Watertown hosts recreational marijuana listening session
WATERTOWN — Community members offered thoughts about the state’s possible legalization of recreational marijuana during the Watertown “listening session”Thursday night at Jefferson Community College’s Sturtz Theater.
The goal of these sessions — based on Gov. Andrew Cuomo’s multi-agency study group report about recreational marijuana — is to allow public comment about the final legislative proposal being presented to the Legislature in the upcoming session.
The report, released in July, found that the positive impacts of a regulated marijuana program outweigh the negative effects.
Of the estimated 70 people who showed up for Thursday’s session, about 20 stepped up to the microphone to give testimony.
A majority of those who spoke were in favor of legalization, with common themes revolving around economic, social and agricultural benefits.
Mark Parker said he has lived in Colorado the past five years and emphasized how the North Country could be economically “booming” if recreational marijuana is legalized.
“This is my gold rush,” Parker said. “This is going to get our country out of debt and create millions and millions of jobs from growing, selling and finding cures.”
Frank Lochlin, a St. Lawrence County resident, agreed with Parker and also said the social aspects of cannabis are important to consider. He said he encourages policy makers to go somewhere where marijuana is legalized to know what it looks like when “normal people use cannabis.”
Several attendees echoed each other, saying the agricultural aspect of growing cannabis would help restore the farming community in the North Country.
For those who opposed, many of whom are prominent figures in the public health sector, much of the conversation was geared toward marijuana being a “gateway drug” and the impact legalization would have on the youth.
Anita Seefried-Brown, project director of the Alliance for Better Communities, said the glamorization of recreational marijuana is similar to the tobacco and alcohol industries.

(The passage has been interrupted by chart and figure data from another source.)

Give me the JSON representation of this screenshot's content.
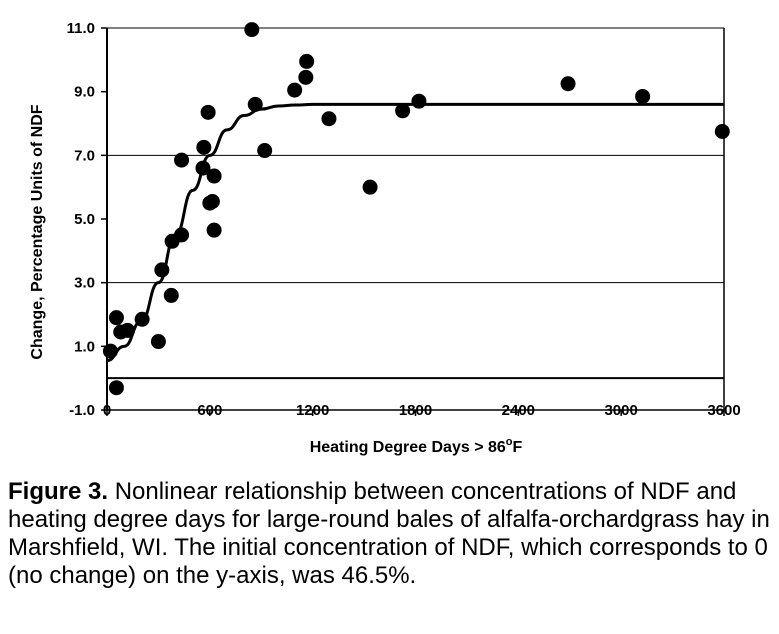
{
  "chart_data": {
    "type": "scatter",
    "xlabel_main": "Heating Degree Days > 86",
    "xlabel_sup": "o",
    "xlabel_tail": "F",
    "ylabel": "Change, Percentage Units of NDF",
    "xlim": [
      0,
      3600
    ],
    "ylim": [
      -1.0,
      11.0
    ],
    "x_ticks": [
      0,
      600,
      1200,
      1800,
      2400,
      3000,
      3600
    ],
    "x_tick_labels": [
      "0",
      "600",
      "1200",
      "1800",
      "2400",
      "3000",
      "3600"
    ],
    "y_ticks": [
      -1.0,
      1.0,
      3.0,
      5.0,
      7.0,
      9.0,
      11.0
    ],
    "y_tick_labels": [
      "-1.0",
      "1.0",
      "3.0",
      "5.0",
      "7.0",
      "9.0",
      "11.0"
    ],
    "gridlines_y": [
      0,
      3.0,
      7.0,
      11.0
    ],
    "points": [
      {
        "x": 20,
        "y": 0.85
      },
      {
        "x": 55,
        "y": 1.9
      },
      {
        "x": 55,
        "y": -0.3
      },
      {
        "x": 80,
        "y": 1.45
      },
      {
        "x": 120,
        "y": 1.5
      },
      {
        "x": 205,
        "y": 1.85
      },
      {
        "x": 300,
        "y": 1.15
      },
      {
        "x": 320,
        "y": 3.4
      },
      {
        "x": 375,
        "y": 2.6
      },
      {
        "x": 380,
        "y": 4.3
      },
      {
        "x": 435,
        "y": 4.5
      },
      {
        "x": 435,
        "y": 6.85
      },
      {
        "x": 560,
        "y": 6.6
      },
      {
        "x": 565,
        "y": 7.25
      },
      {
        "x": 590,
        "y": 8.35
      },
      {
        "x": 600,
        "y": 5.5
      },
      {
        "x": 615,
        "y": 5.55
      },
      {
        "x": 625,
        "y": 6.35
      },
      {
        "x": 625,
        "y": 4.65
      },
      {
        "x": 845,
        "y": 10.95
      },
      {
        "x": 865,
        "y": 8.6
      },
      {
        "x": 920,
        "y": 7.15
      },
      {
        "x": 1095,
        "y": 9.05
      },
      {
        "x": 1160,
        "y": 9.45
      },
      {
        "x": 1165,
        "y": 9.95
      },
      {
        "x": 1295,
        "y": 8.15
      },
      {
        "x": 1535,
        "y": 6.0
      },
      {
        "x": 1725,
        "y": 8.4
      },
      {
        "x": 1820,
        "y": 8.7
      },
      {
        "x": 2690,
        "y": 9.25
      },
      {
        "x": 3125,
        "y": 8.85
      },
      {
        "x": 3590,
        "y": 7.75
      }
    ],
    "fit_curve": {
      "x": [
        0,
        100,
        200,
        300,
        400,
        500,
        600,
        700,
        800,
        900,
        1000,
        1100,
        1200,
        1400,
        1800,
        2400,
        3000,
        3600
      ],
      "y": [
        0.55,
        1.0,
        1.8,
        3.0,
        4.5,
        5.9,
        7.0,
        7.8,
        8.25,
        8.45,
        8.55,
        8.58,
        8.6,
        8.6,
        8.6,
        8.6,
        8.6,
        8.6
      ]
    }
  },
  "caption": {
    "label": "Figure 3.",
    "text": " Nonlinear relationship between concentrations of NDF and heating degree days for large-round bales of alfalfa-orchardgrass hay in Marshfield, WI. The initial concentration of NDF, which corresponds to 0 (no change) on the y-axis, was 46.5%."
  }
}
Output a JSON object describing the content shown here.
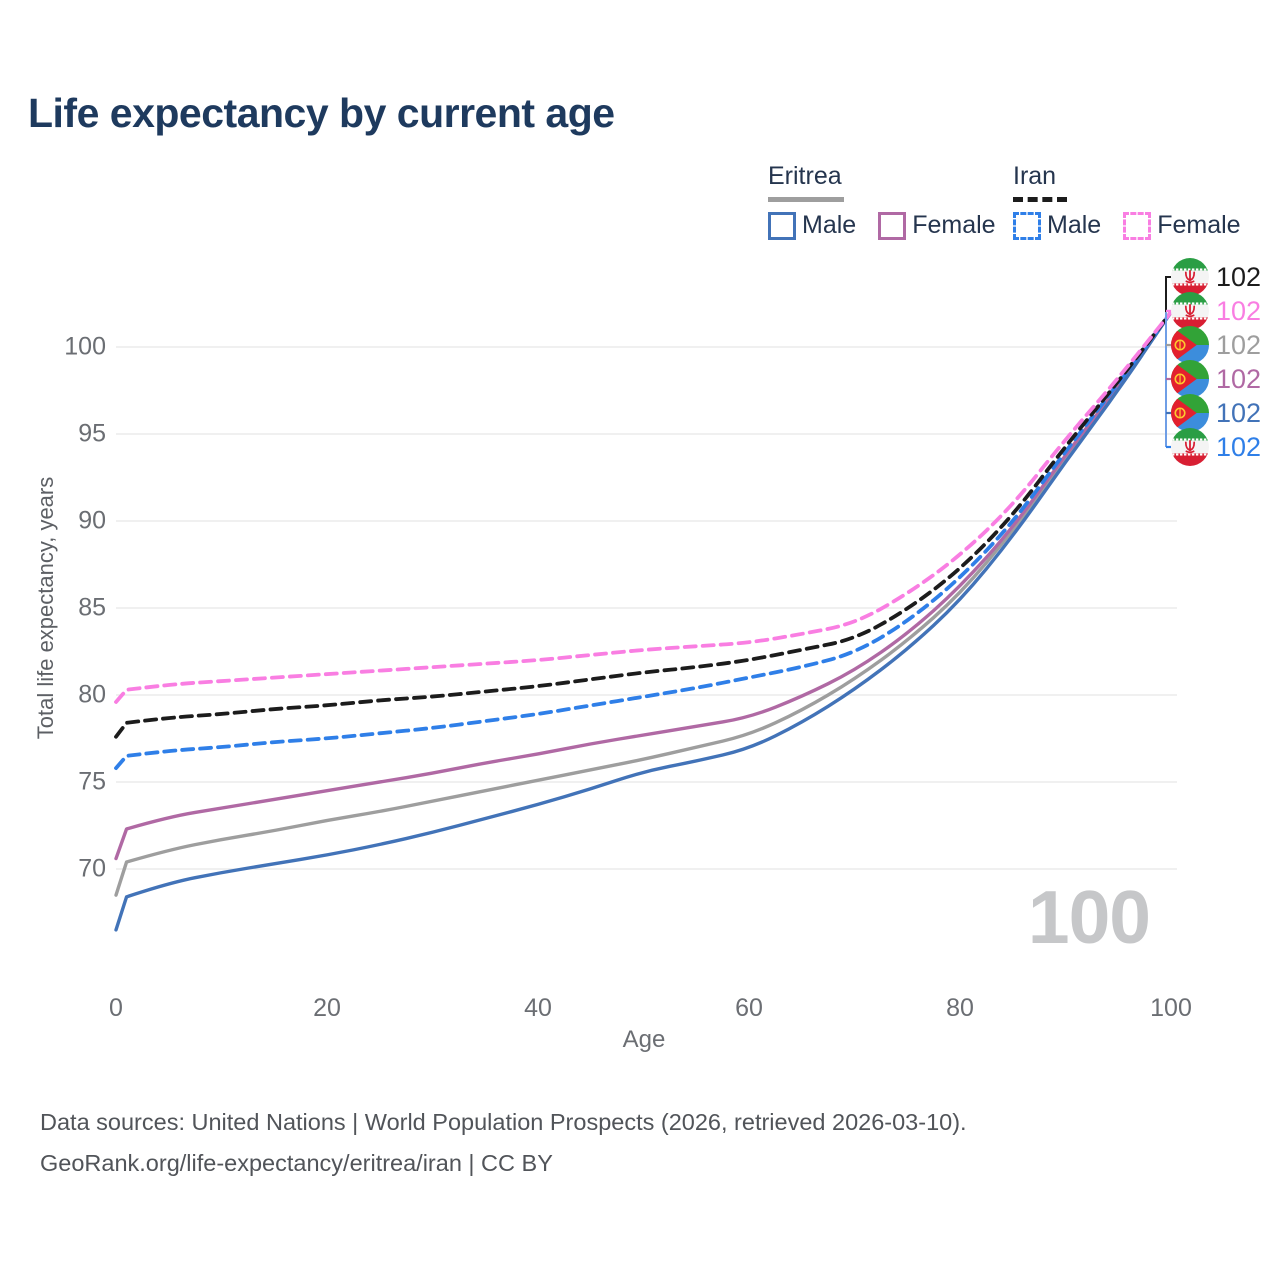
{
  "title": "Life expectancy by current age",
  "legend": {
    "groups": [
      {
        "title": "Eritrea",
        "line_style": "solid",
        "underline_color": "#9e9e9e",
        "items": [
          {
            "label": "Male",
            "color": "#4273b8",
            "dashed": false
          },
          {
            "label": "Female",
            "color": "#b069a4",
            "dashed": false
          }
        ]
      },
      {
        "title": "Iran",
        "line_style": "dashed",
        "underline_color": "#1c1c1c",
        "items": [
          {
            "label": "Male",
            "color": "#2f7fe8",
            "dashed": true
          },
          {
            "label": "Female",
            "color": "#f97ee2",
            "dashed": true
          }
        ]
      }
    ]
  },
  "chart_data": {
    "type": "line",
    "title": "Life expectancy by current age",
    "xlabel": "Age",
    "ylabel": "Total life expectancy, years",
    "x_ticks": [
      0,
      20,
      40,
      60,
      80,
      100
    ],
    "y_ticks": [
      70,
      75,
      80,
      85,
      90,
      95,
      100
    ],
    "xlim": [
      0,
      100
    ],
    "ylim": [
      66,
      103.5
    ],
    "grid": "horizontal-only",
    "legend_position": "top-right",
    "x": [
      0,
      1,
      5,
      10,
      15,
      20,
      25,
      30,
      35,
      40,
      45,
      50,
      55,
      60,
      65,
      70,
      75,
      80,
      85,
      90,
      95,
      100
    ],
    "series": [
      {
        "name": "Eritrea Total",
        "country": "Eritrea",
        "group": "Total",
        "color": "#9e9e9e",
        "dashed": false,
        "values": [
          68.5,
          70.4,
          71.1,
          71.7,
          72.2,
          72.8,
          73.3,
          73.9,
          74.5,
          75.1,
          75.7,
          76.3,
          77.0,
          77.7,
          79.1,
          80.9,
          83.1,
          85.8,
          89.4,
          93.6,
          97.6,
          102
        ]
      },
      {
        "name": "Eritrea Female",
        "country": "Eritrea",
        "group": "Female",
        "color": "#b069a4",
        "dashed": false,
        "values": [
          70.6,
          72.3,
          73.0,
          73.5,
          74.0,
          74.5,
          75.0,
          75.5,
          76.1,
          76.6,
          77.2,
          77.7,
          78.2,
          78.7,
          79.9,
          81.4,
          83.5,
          86.2,
          89.6,
          93.8,
          97.7,
          102
        ]
      },
      {
        "name": "Eritrea Male",
        "country": "Eritrea",
        "group": "Male",
        "color": "#4273b8",
        "dashed": false,
        "values": [
          66.5,
          68.4,
          69.2,
          69.8,
          70.3,
          70.8,
          71.4,
          72.1,
          72.9,
          73.7,
          74.6,
          75.6,
          76.2,
          76.9,
          78.4,
          80.3,
          82.6,
          85.4,
          89.1,
          93.4,
          97.5,
          102
        ]
      },
      {
        "name": "Iran Male",
        "country": "Iran",
        "group": "Male",
        "color": "#2f7fe8",
        "dashed": true,
        "values": [
          75.8,
          76.5,
          76.8,
          77.0,
          77.3,
          77.5,
          77.8,
          78.1,
          78.5,
          78.9,
          79.4,
          79.9,
          80.4,
          81.0,
          81.6,
          82.4,
          84.2,
          86.7,
          89.9,
          94.0,
          97.9,
          102
        ]
      },
      {
        "name": "Iran Total",
        "country": "Iran",
        "group": "Total",
        "color": "#1c1c1c",
        "dashed": true,
        "values": [
          77.6,
          78.4,
          78.7,
          78.9,
          79.2,
          79.4,
          79.7,
          79.9,
          80.2,
          80.5,
          80.9,
          81.3,
          81.6,
          82.0,
          82.6,
          83.2,
          84.9,
          87.2,
          90.3,
          94.3,
          98.0,
          102
        ]
      },
      {
        "name": "Iran Female",
        "country": "Iran",
        "group": "Female",
        "color": "#f97ee2",
        "dashed": true,
        "values": [
          79.6,
          80.3,
          80.6,
          80.8,
          81.0,
          81.2,
          81.4,
          81.6,
          81.8,
          82.0,
          82.3,
          82.6,
          82.8,
          83.0,
          83.5,
          84.1,
          85.8,
          88.0,
          90.9,
          94.7,
          98.2,
          102
        ]
      }
    ],
    "end_labels": [
      {
        "flag": "iran",
        "series": "Iran Total",
        "value": "102",
        "color": "#1c1c1c"
      },
      {
        "flag": "iran",
        "series": "Iran Female",
        "value": "102",
        "color": "#f97ee2"
      },
      {
        "flag": "eritrea",
        "series": "Eritrea Total",
        "value": "102",
        "color": "#9e9e9e"
      },
      {
        "flag": "eritrea",
        "series": "Eritrea Female",
        "value": "102",
        "color": "#b069a4"
      },
      {
        "flag": "eritrea",
        "series": "Eritrea Male",
        "value": "102",
        "color": "#4273b8"
      },
      {
        "flag": "iran",
        "series": "Iran Male",
        "value": "102",
        "color": "#2f7fe8"
      }
    ],
    "watermark": "100"
  },
  "footer": {
    "line1": "Data sources: United Nations | World Population Prospects (2026, retrieved 2026-03-10).",
    "line2": "GeoRank.org/life-expectancy/eritrea/iran | CC BY"
  }
}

“We were sold on alcohol when it was marketed directly to young people, we saw the same playbook with the marketing for tobacco, and we are in the midst of seeing the same with marijuana,” Seefried-Brown said.
Stephen Jennings, a public health planner at Jefferson County Public Health, said legalization would increase addiction and associated probleHe said it is “very concerning” from his standpoint.
James Scordo of CREDO Community Center and William Bowman of PIVOT 2 Health also spoke, agreeing with Jennings and Seefried-Brown.
“I am concerned about the message it sends to youth, no matter what age it is set at,” Scordo said.
All of these officials said if legalization does occur, there needs to be a section of funding dedication to rehabilitation and treatment programs for the community.
To end the night’s comments, Doug J. Anderson, seemingly pro-legalization, said the debate goes beyond the health risks and personal use.
“It seems that people are going to use marijuana, whether it is a health risk or not, so I think it is a matter of liberty, not their health,” Anderson said.